Daniel was recently involved in the Channel 4 programme The Secret Millionaire, where he went undercover in central London. Here is an extract from Channel 4’s website - to read the full review please click here.
26-year-old millionaire Daniel Smith has never given to charity. Up until now only work and making money have mattered to him. He left school at 15 to join his Dad's struggling small furniture company and has since turned it into a thriving business.
He made his first million when he was 22, but Daniel's focus on business has taken its toll. Last year he hit a 'brick wall' with stress and exhaustion, and had to take six weeks off to recover. Keen to reassess his own lifestyle and do something useful, Daniel is going undercover to help homeless people in central London, Britain's homeless capital.
After just a day Daniel's in shock: "The hardest point was walking in here and realising I'm on my own with no-one and nothing” I'm starting to realise this is probably one of the biggest challenges I've taken on in my life and this is going to be a bloody tough two weeks."

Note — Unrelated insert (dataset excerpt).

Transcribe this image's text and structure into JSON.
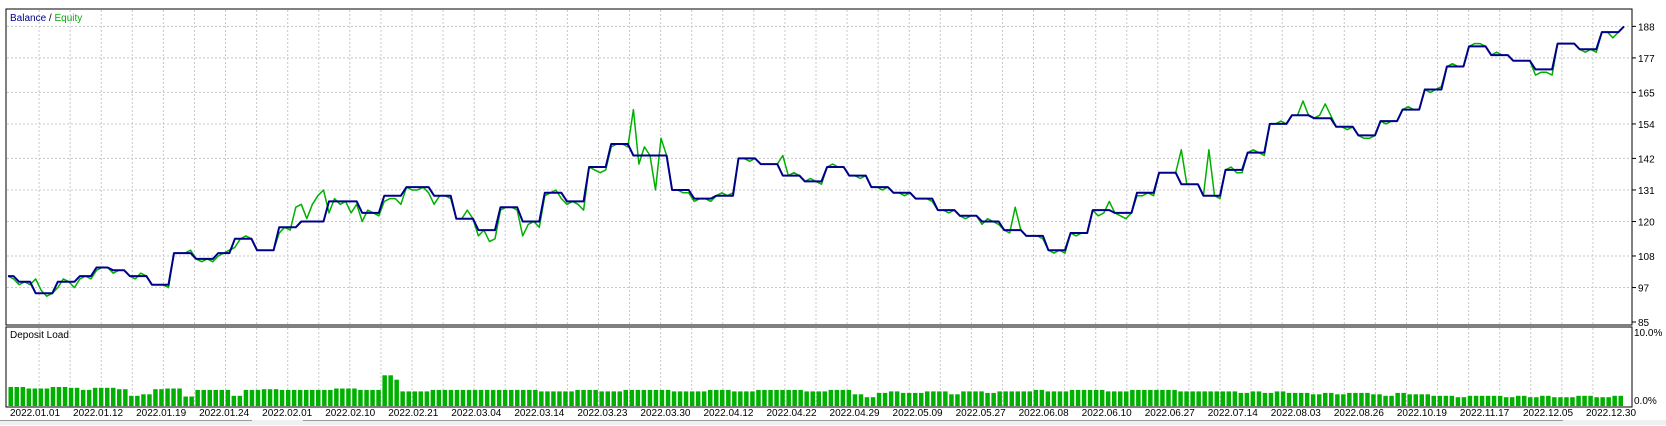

Daniel starts by helping at The Connection, a day centre for the homeless in the very heart of London, which tries to provide everything from hot meals and washing facilities to helping with benefits claims and finding accommodation.

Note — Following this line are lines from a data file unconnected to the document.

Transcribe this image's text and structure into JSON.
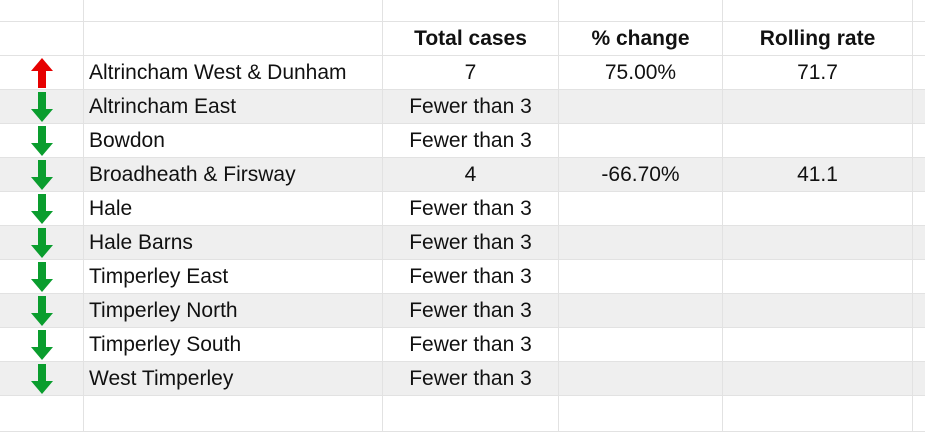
{
  "colors": {
    "up": "#e60000",
    "down": "#0a9d2e",
    "shaded_row": "#efefef",
    "grid": "#e2e2e2"
  },
  "header": {
    "total_cases": "Total cases",
    "pct_change": "% change",
    "rolling_rate": "Rolling rate"
  },
  "rows": [
    {
      "trend": "up-arrow-icon",
      "ward": "Altrincham West & Dunham",
      "total_cases": "7",
      "pct_change": "75.00%",
      "rolling_rate": "71.7"
    },
    {
      "trend": "down-arrow-icon",
      "ward": "Altrincham East",
      "total_cases": "Fewer than 3",
      "pct_change": "",
      "rolling_rate": ""
    },
    {
      "trend": "down-arrow-icon",
      "ward": "Bowdon",
      "total_cases": "Fewer than 3",
      "pct_change": "",
      "rolling_rate": ""
    },
    {
      "trend": "down-arrow-icon",
      "ward": "Broadheath & Firsway",
      "total_cases": "4",
      "pct_change": "-66.70%",
      "rolling_rate": "41.1"
    },
    {
      "trend": "down-arrow-icon",
      "ward": "Hale",
      "total_cases": "Fewer than 3",
      "pct_change": "",
      "rolling_rate": ""
    },
    {
      "trend": "down-arrow-icon",
      "ward": "Hale Barns",
      "total_cases": "Fewer than 3",
      "pct_change": "",
      "rolling_rate": ""
    },
    {
      "trend": "down-arrow-icon",
      "ward": "Timperley East",
      "total_cases": "Fewer than 3",
      "pct_change": "",
      "rolling_rate": ""
    },
    {
      "trend": "down-arrow-icon",
      "ward": "Timperley North",
      "total_cases": "Fewer than 3",
      "pct_change": "",
      "rolling_rate": ""
    },
    {
      "trend": "down-arrow-icon",
      "ward": "Timperley South",
      "total_cases": "Fewer than 3",
      "pct_change": "",
      "rolling_rate": ""
    },
    {
      "trend": "down-arrow-icon",
      "ward": "West Timperley",
      "total_cases": "Fewer than 3",
      "pct_change": "",
      "rolling_rate": ""
    }
  ]
}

He meets Richard, a 21-year-old alcoholic whose days consist of begging for cash then a 2-mile walk to a cheap off license to buy a 3-litre bottle of cider.

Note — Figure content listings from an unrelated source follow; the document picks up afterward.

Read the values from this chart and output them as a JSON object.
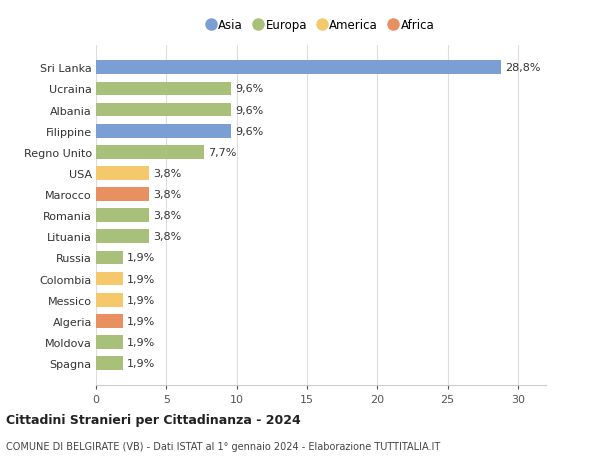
{
  "categories": [
    "Spagna",
    "Moldova",
    "Algeria",
    "Messico",
    "Colombia",
    "Russia",
    "Lituania",
    "Romania",
    "Marocco",
    "USA",
    "Regno Unito",
    "Filippine",
    "Albania",
    "Ucraina",
    "Sri Lanka"
  ],
  "values": [
    1.9,
    1.9,
    1.9,
    1.9,
    1.9,
    1.9,
    3.8,
    3.8,
    3.8,
    3.8,
    7.7,
    9.6,
    9.6,
    9.6,
    28.8
  ],
  "colors": [
    "#a8c07a",
    "#a8c07a",
    "#e89060",
    "#f5c96b",
    "#f5c96b",
    "#a8c07a",
    "#a8c07a",
    "#a8c07a",
    "#e89060",
    "#f5c96b",
    "#a8c07a",
    "#7b9fd4",
    "#a8c07a",
    "#a8c07a",
    "#7b9fd4"
  ],
  "labels": [
    "1,9%",
    "1,9%",
    "1,9%",
    "1,9%",
    "1,9%",
    "1,9%",
    "3,8%",
    "3,8%",
    "3,8%",
    "3,8%",
    "7,7%",
    "9,6%",
    "9,6%",
    "9,6%",
    "28,8%"
  ],
  "xlim": [
    0,
    32
  ],
  "xticks": [
    0,
    5,
    10,
    15,
    20,
    25,
    30
  ],
  "title1": "Cittadini Stranieri per Cittadinanza - 2024",
  "title2": "COMUNE DI BELGIRATE (VB) - Dati ISTAT al 1° gennaio 2024 - Elaborazione TUTTITALIA.IT",
  "legend_labels": [
    "Asia",
    "Europa",
    "America",
    "Africa"
  ],
  "legend_colors": [
    "#7b9fd4",
    "#a8c07a",
    "#f5c96b",
    "#e89060"
  ],
  "bg_color": "#ffffff",
  "bar_height": 0.65,
  "label_fontsize": 8,
  "tick_fontsize": 8
}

And Daniel has a shocking experience when he takes to the streets to talk to rough sleepers and help connect them with services. They describe a life of begging, drinking and drug abuse.
"The people I've met I think are real good people, they've just been dealt a bad hand and not had any support or a friend or someone to just care for them, if I stayed here for another few weeks and didn't have a light at the end of the tunnel to go, I think I could easily slip like all the people I've met into maybe relying on a few beers every night to maybe knock me out and take me somewhere else."
But Daniel meets people who are trying to help. Marie Benton gives up her spare time running The Choir With No Name for vulnerable ex-homeless people who are now living in hostels and temporary accommodation. Marie offers a free meal and singing lessons, but the only money keeping it going is what she can beg and borrow from friends and family.
And he discovers that, once people are helped off the streets, there are projects aimed at supporting their rehabilitation. The charity Thames Reach take a group of ex-homeless people to a Sussex farm, run by Jude and Sally, to 'work the land'.
Daniel meets Maz, a woman who spent 28 years living on the streets as an alcoholic and drug addict. She is now clean and living in a flat with her partner, and she thanks the farm project for her rehabilitation.
Meanwhile Daniel joins Street Rescue, who undertake a nightly hunt for rough sleepers to get them into hostels, and meets a couple sleeping in cardboard boxes whose shoes were stolen while they slept, and another man, an immigrant who has lived on the street for two and a half years and has no hope of getting accommodation or benefits.
"It's made me feel quite angry to be honest with you, to see the system failing people. Some people I've spoken to are stuck, got nowhere to go, how do you help someone who's stuck? I don't know how they get out of it."
Back at The Connection Daniel starts to build a friendship with Richard who has also hit a brick wall and suffers with depression and panic attacks. But, unlike Daniel, Richard doesn't have the safety net of family and friends to support him. Daniel realises that had he not been so lucky he could have easily ended up in Richard's position.
"One thing I will do is give a bit more time to try and help people who haven't had the people I've got around me... this has genuinely touched my heart and I can honestly say I will carry this forever."
The whole experience has been eye-opening for Daniel and, moved by the stories he's heard, he sets about trying to help the people who have inspired him. And he resolves to cut back on his own work to spend more time with the friends and family who have supported him throughout his life.
"It's been an absolute amazing experience - I've questioned a lot of my own beliefs and what my high priorities are in life - being away for two weeks, and having no phone, no emails, no worry about what's happening in the business - I actually feel a lot more free, I want to enjoy it a bit more."